The issue is fixed in Composer 2.9.8 (mainline) and Composer 2.2.28 (2.2 LTS) and Composer 1.10.28 (otherwise unsupported legacy release, rather upgrade to 2.x). The fix addresses the contributing factors:

• The exception message no longer includes the rejected token value. Diagnostic output identifies which credential failed validation without revealing its contents.
• The validation character set has been relaxed to accept -, matching the character set of GitHub's current structured installation token format.

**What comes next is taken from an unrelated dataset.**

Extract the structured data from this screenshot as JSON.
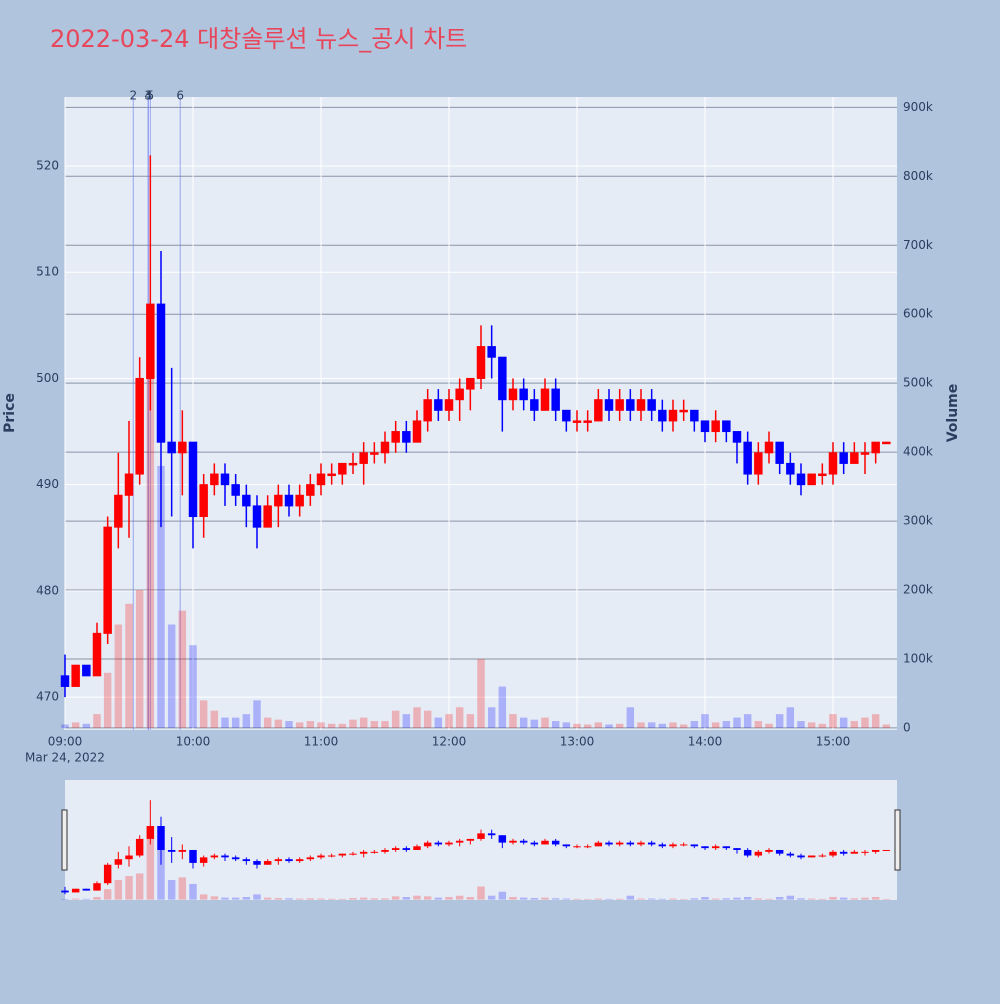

Redacting the exception message removes the underlying leak primitive for any future or third-party credential that fails validation.

Workarounds

If you cannot update Composer immediately:

• Disable any GitHub Actions workflow that runs Composer commands until you have updated Composer. You can also disable GitHub Actions entirely on your organization or potentially affected repositories in GitHub settings.

Impact on Packagist.org and Private Packagist

Packagist.org is unaffected: it does not use a GitHub App and therefore never runs Composer against GitHub App installation tokens.

Private Packagist uses Composer to access package data on GitHub using our GitHub App using the GitHub App's installation token, a rejected token could in principle have appeared in the package update log visible to anyone with access to the package. In practice no token was exposed: GitHub has not yet issued tokens in the new ghs_<id>_<JWT> format for our GitHub App, so the validation regex was never triggered. Private Packagist has already applied the Composer fix and we audited update logs to confirm no tokens appeared.

Like any GitHub Action, the Private Packagist Conductor GitHub Action will have leaked tokens for repositories already migrated to the new token format by GitHub, but they will have expired immediately. The workflow GITHUB_TOKEN for Conductor carries contents:write. If Composer is pinned to a specific version make sure to upgrade immediately, if you use shivammathur/setup-php the issue is already resolved.

Private Packagist Self-Hosted neither uses the GitHub App for repository access nor ships with Conductor and is therefore unaffected. A new release including the patched Composer version will still be published shortly.